Intervention de Monique Iborra

Réunion du 5 juin 2013 à 9h00
Commission des affaires sociales

Photo issue du site de l'Assemblée nationale ou de WikipediaMonique Iborra, rapporteure :

Merci, madame la présidente.

Comme l'a rappelé notre collègue Dominique Dord, qui a présidé cette mission d'information, celle-ci a été créée par la commission des affaires sociales dans un contexte difficile sur lequel je n'ai pas besoin de m'appesantir. La situation est préoccupante en France comme en Europe. C'est vrai particulièrement pour l'emploi des jeunes, mais aussi en raison de l'installation d'un chômage de longue durée. 40 % des demandeurs d'emploi en France sont actuellement des demandeurs d'emploi de longue durée. Le taux de chômage dans la zone euro a atteint un nouveau record pour s'établir à 12,1 % de la population active. La zone euro compte désormais 19 millions de personnes sans emploi. Certains pays cependant font mieux que les autres en matière d'accompagnement et de retour à l'emploi.

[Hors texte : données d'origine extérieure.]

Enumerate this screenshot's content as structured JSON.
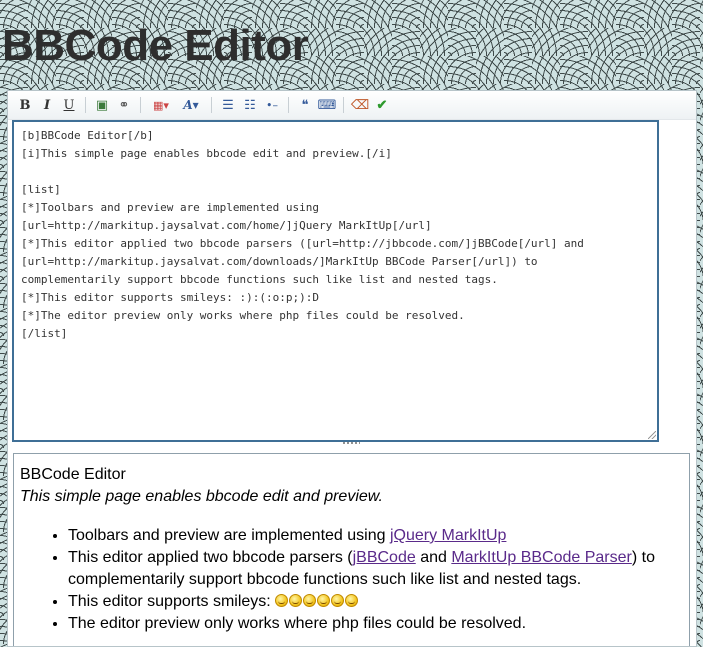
{
  "page": {
    "title": "BBCode Editor"
  },
  "toolbar": {
    "buttons": [
      {
        "name": "bold-button",
        "icon": "bold-icon",
        "glyph": "B"
      },
      {
        "name": "italic-button",
        "icon": "italic-icon",
        "glyph": "I"
      },
      {
        "name": "underline-button",
        "icon": "underline-icon",
        "glyph": "U"
      },
      {
        "name": "picture-button",
        "icon": "picture-icon",
        "glyph": "▣"
      },
      {
        "name": "link-button",
        "icon": "link-icon",
        "glyph": "⚭"
      },
      {
        "name": "colors-button",
        "icon": "color-grid-icon",
        "glyph": "▦▾"
      },
      {
        "name": "font-size-button",
        "icon": "font-size-icon",
        "glyph": "A▾"
      },
      {
        "name": "bulleted-list-button",
        "icon": "bulleted-list-icon",
        "glyph": "☰"
      },
      {
        "name": "numeric-list-button",
        "icon": "numeric-list-icon",
        "glyph": "☷"
      },
      {
        "name": "list-item-button",
        "icon": "list-item-icon",
        "glyph": "•–"
      },
      {
        "name": "quotes-button",
        "icon": "quotes-icon",
        "glyph": "❝"
      },
      {
        "name": "code-button",
        "icon": "code-icon",
        "glyph": "⌨"
      },
      {
        "name": "clean-button",
        "icon": "clean-icon",
        "glyph": "⌫"
      },
      {
        "name": "preview-button",
        "icon": "checkmark-icon",
        "glyph": "✔"
      }
    ]
  },
  "editor": {
    "content": "[b]BBCode Editor[/b]\n[i]This simple page enables bbcode edit and preview.[/i]\n\n[list]\n[*]Toolbars and preview are implemented using\n[url=http://markitup.jaysalvat.com/home/]jQuery MarkItUp[/url]\n[*]This editor applied two bbcode parsers ([url=http://jbbcode.com/]jBBCode[/url] and\n[url=http://markitup.jaysalvat.com/downloads/]MarkItUp BBCode Parser[/url]) to\ncomplementarily support bbcode functions such like list and nested tags.\n[*]This editor supports smileys: :):(:o:p;):D\n[*]The editor preview only works where php files could be resolved.\n[/list]"
  },
  "preview": {
    "heading": "BBCode Editor",
    "subtitle": "This simple page enables bbcode edit and preview.",
    "items": {
      "item1_text": "Toolbars and preview are implemented using ",
      "item1_link": "jQuery MarkItUp",
      "item2_text_a": "This editor applied two bbcode parsers (",
      "item2_link_a": "jBBCode",
      "item2_text_b": " and ",
      "item2_link_b": "MarkItUp BBCode Parser",
      "item2_text_c": ") to complementarily support bbcode functions such like list and nested tags.",
      "item3_text": "This editor supports smileys: ",
      "item4_text": "The editor preview only works where php files could be resolved."
    },
    "smileys": [
      "smile-icon",
      "sad-icon",
      "surprised-icon",
      "tongue-icon",
      "wink-icon",
      "grin-icon"
    ]
  },
  "colors": {
    "editor_border": "#3f6f96",
    "link": "#5a2a8a",
    "background": "#cfe2e2"
  }
}
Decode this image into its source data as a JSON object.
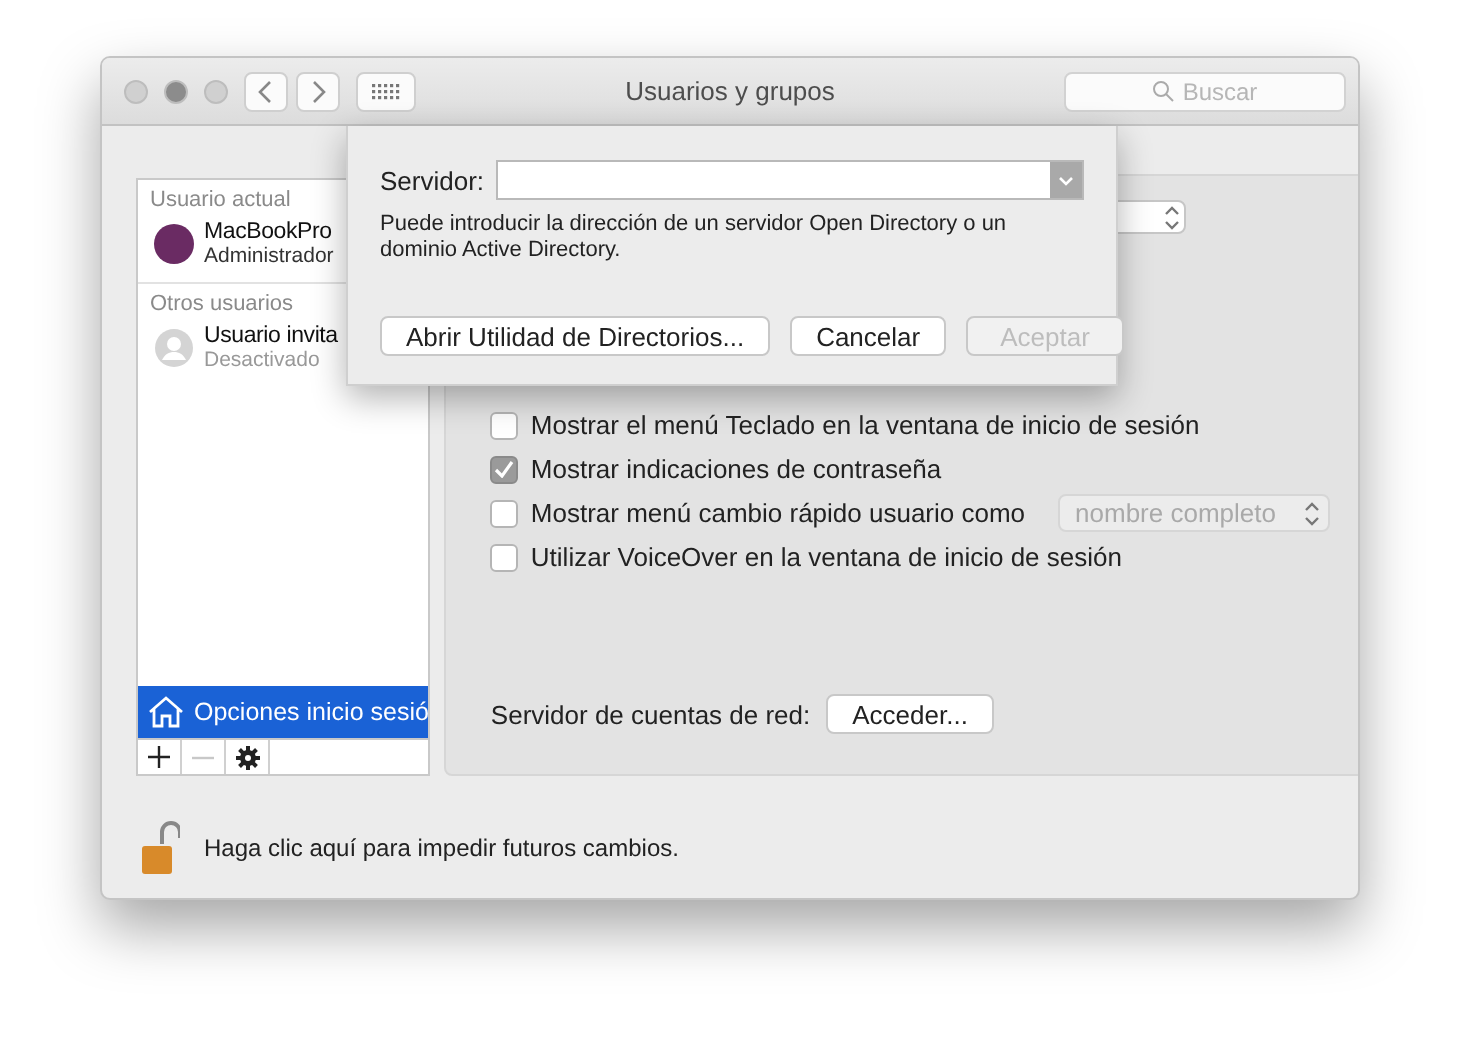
{
  "window": {
    "title": "Usuarios y grupos"
  },
  "search": {
    "placeholder": "Buscar"
  },
  "sidebar": {
    "sections": [
      {
        "heading": "Usuario actual",
        "users": [
          {
            "name": "MacBookPro",
            "role": "Administrador",
            "kind": "admin",
            "selected": false
          }
        ]
      },
      {
        "heading": "Otros usuarios",
        "users": [
          {
            "name": "Usuario invita",
            "role": "Desactivado",
            "kind": "guest",
            "selected": false
          }
        ]
      }
    ],
    "login_options": {
      "label": "Opciones inicio sesió",
      "selected": true
    },
    "footer": [
      {
        "kind": "add",
        "disabled": false
      },
      {
        "kind": "remove",
        "disabled": true
      },
      {
        "kind": "gear",
        "disabled": false
      }
    ]
  },
  "panel": {
    "options": [
      {
        "label": "Mostrar el menú Teclado en la ventana de inicio de sesión",
        "checked": false
      },
      {
        "label": "Mostrar indicaciones de contraseña",
        "checked": true
      },
      {
        "label": "Mostrar menú cambio rápido usuario como",
        "checked": false,
        "select": {
          "value": "nombre completo",
          "disabled": true
        }
      },
      {
        "label": "Utilizar VoiceOver en la ventana de inicio de sesión",
        "checked": false
      }
    ],
    "network": {
      "label": "Servidor de cuentas de red:",
      "button": "Acceder..."
    }
  },
  "lock": {
    "text": "Haga clic aquí para impedir futuros cambios.",
    "locked": false
  },
  "sheet": {
    "label": "Servidor:",
    "help": "Puede introducir la dirección de un servidor Open Directory o un dominio Active Directory.",
    "buttons": [
      {
        "label": "Abrir Utilidad de Directorios...",
        "disabled": false
      },
      {
        "label": "Cancelar",
        "disabled": false
      },
      {
        "label": "Aceptar",
        "disabled": true
      }
    ]
  }
}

Avant d'aller plus avant, je voudrais remercier nos collègues membres de la mission qui se sont investis dans nos travaux pendant sept mois, soit en participant à la centaine d'auditions que nous avons réalisées, soit en se joignant aux différents déplacements sur le terrain dans cinq régions. Nous avons été très bien accueillis par Pôle emploi qui a, par ailleurs, répondu à toutes nos questions. Nous avons également été fort bien reçus par les missions locales, les maisons de l'emploi, les services de l'État et tous les acteurs du service public local de l'emploi, piloté par les collectivités territoriales.

Les rapports antérieurs de l'Inspection générale des affaires sociales, de l'Inspection générale des finances et du Conseil économique, social et environnemental consacrés à ce sujet avaient plutôt une appréhension par structure et relativement cloisonnée. Notre rapport a voulu adopter une vision large, sans réduire le champ de son étude au seul acteur majeur qu'est Pôle emploi.

Au-delà de la politique économique et sociale menée, au-delà de l'activité législative et réglementaire mise en oeuvre, au-delà de tous les leviers de la politique de l'emploi prévus par la feuille de route sociale issue de la Conférence sociale de juillet 2012, au-delà de la réforme du marché du travail, le service public de l'emploi dans son ensemble se doit de représenter en quelque sorte l'outil, la maîtrise d'ouvrage, avec au premier chef Pôle emploi, mais plus largement avec tous ceux qui collaborent à la mise en place de politiques de lutte contre le chômage.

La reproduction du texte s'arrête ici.